Authentication & API keys
Authenticate to the Reeve API with a Bearer API key — how to create, send, and revoke keys, plus the request headers Reeve uses.
Authentication & API keys
Every request to the Reeve API is authenticated with an API key, sent as a Bearer token. Keys are created in the Reeve app, scoped to your app/organization, shown once, and revocable.
This page covers API authentication for calling https://api.meetreeve.com. For signing into the Reeve web app itself (magic link, Google, email + password), see Getting started.
Sending your key
Send the key in the Authorization header as a Bearer token:
curl https://api.meetreeve.com/api/crm/v1/contacts \
-H "Authorization: Bearer rcm_your_api_key"Reeve API keys are prefixed with rcm_. Requests without a valid key are rejected with 401.
Creating a key
Open the Reeve app and go to your app / developer settings.
Create a new API key and give it a label so you can tell your keys apart later.
Copy the key now — it's shown only once at creation and never displayed again. Store it somewhere safe (a secrets manager or an environment variable).
export REEVE_API_KEY="rcm_..."
curl https://api.meetreeve.com/api/crm/v1/stats \
-H "Authorization: Bearer $REEVE_API_KEY"Treat API keys like passwords. Never commit them to version control, embed them in client-side code, or paste them into shared docs. Use environment variables or a secrets manager.
How keys work
- Hashed at rest. Reeve stores only a SHA-256 hash of your key, never the plaintext. That's why the key is shown once — there's no way to recover it later. If you lose it, create a new one.
- Multiple keys per app. You can issue more than one key (for example, one per environment) and label each.
- Revocable. Revoke a key from the Reeve app at any time. Revoked keys immediately stop authenticating; other keys keep working.
- Rotating keys. To rotate, create a new key, switch your integration to it, then revoke the old one.
Request headers
Beyond the Authorization header, Reeve API requests may include these headers:
| Header | Purpose |
|---|---|
Authorization: Bearer rcm_… | Required. Your API key. |
X-Org-Id | Optional. Targets a specific organization when your key has access to more than one. |
Idempotency-Key | Optional, on write endpoints. A unique value you supply so a retried request isn't applied twice. |
Content-Type: application/json | Required on requests with a JSON body. |
You may also see X-Reeve-Service-Token referenced in the API schemas. That header is for internal service-to-service calls inside the Reeve backend and is not the developer path — public integrations authenticate with an API key as shown above.
Idempotency
Write endpoints accept an optional Idempotency-Key header.
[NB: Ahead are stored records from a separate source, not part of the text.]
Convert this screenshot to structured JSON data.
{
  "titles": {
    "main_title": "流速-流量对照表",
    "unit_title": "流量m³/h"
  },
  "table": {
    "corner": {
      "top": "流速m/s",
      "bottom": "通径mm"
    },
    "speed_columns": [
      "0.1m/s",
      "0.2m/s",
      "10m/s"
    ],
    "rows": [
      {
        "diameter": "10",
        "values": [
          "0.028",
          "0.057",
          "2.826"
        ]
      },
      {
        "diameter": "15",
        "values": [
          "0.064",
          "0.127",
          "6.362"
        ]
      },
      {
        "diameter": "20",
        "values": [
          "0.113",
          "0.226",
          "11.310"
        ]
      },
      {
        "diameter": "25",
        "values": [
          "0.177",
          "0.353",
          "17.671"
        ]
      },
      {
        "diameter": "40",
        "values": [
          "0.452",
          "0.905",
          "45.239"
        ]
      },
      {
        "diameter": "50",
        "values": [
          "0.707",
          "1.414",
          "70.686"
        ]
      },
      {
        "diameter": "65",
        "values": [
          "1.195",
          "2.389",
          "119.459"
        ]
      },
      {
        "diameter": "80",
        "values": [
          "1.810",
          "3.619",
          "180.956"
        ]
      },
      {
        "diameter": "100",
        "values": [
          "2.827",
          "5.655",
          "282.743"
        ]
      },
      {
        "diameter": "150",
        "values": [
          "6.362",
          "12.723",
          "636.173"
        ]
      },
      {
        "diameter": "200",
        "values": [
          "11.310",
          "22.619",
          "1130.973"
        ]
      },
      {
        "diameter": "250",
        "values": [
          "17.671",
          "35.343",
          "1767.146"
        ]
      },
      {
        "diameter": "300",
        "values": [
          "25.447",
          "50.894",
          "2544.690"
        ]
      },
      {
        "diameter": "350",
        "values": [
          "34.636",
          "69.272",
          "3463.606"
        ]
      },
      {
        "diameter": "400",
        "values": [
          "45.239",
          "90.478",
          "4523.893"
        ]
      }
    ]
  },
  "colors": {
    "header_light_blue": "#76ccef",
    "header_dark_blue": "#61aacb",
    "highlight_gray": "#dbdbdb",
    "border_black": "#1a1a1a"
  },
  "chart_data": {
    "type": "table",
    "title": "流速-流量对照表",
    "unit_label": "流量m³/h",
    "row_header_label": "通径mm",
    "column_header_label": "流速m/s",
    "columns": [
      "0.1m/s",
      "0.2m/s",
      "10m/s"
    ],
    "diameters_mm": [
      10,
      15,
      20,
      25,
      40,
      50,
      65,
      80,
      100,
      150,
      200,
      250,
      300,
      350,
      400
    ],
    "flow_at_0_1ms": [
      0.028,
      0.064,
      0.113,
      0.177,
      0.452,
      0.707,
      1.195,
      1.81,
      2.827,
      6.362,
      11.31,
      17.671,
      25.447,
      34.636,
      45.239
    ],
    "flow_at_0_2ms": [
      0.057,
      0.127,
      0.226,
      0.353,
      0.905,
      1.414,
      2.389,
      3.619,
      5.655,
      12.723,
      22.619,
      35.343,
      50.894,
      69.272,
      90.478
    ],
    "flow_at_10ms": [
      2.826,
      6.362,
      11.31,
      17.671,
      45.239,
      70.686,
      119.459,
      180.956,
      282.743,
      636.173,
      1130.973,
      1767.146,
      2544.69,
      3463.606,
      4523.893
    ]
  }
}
Supply a unique value (a UUID is a good choice) and Reeve will ensure the operation is applied at most once even if the request is retried after a network error:
curl -X POST https://api.meetreeve.com/api/crm/v1/contacts \
-H "Authorization: Bearer $REEVE_API_KEY" \
-H "Idempotency-Key: $(uuidgen)" \
-H "Content-Type: application/json" \
-d '{ "email": "jane@acme.com" }'Errors
Authentication and validation failures use standard HTTP status codes:
| Status | Meaning |
|---|---|
401 | Missing, malformed, or revoked API key |
403 | Authenticated, but not allowed to access the requested resource |
422 | Request body or parameters failed validation |
See the API reference for the per-endpoint request and response shapes.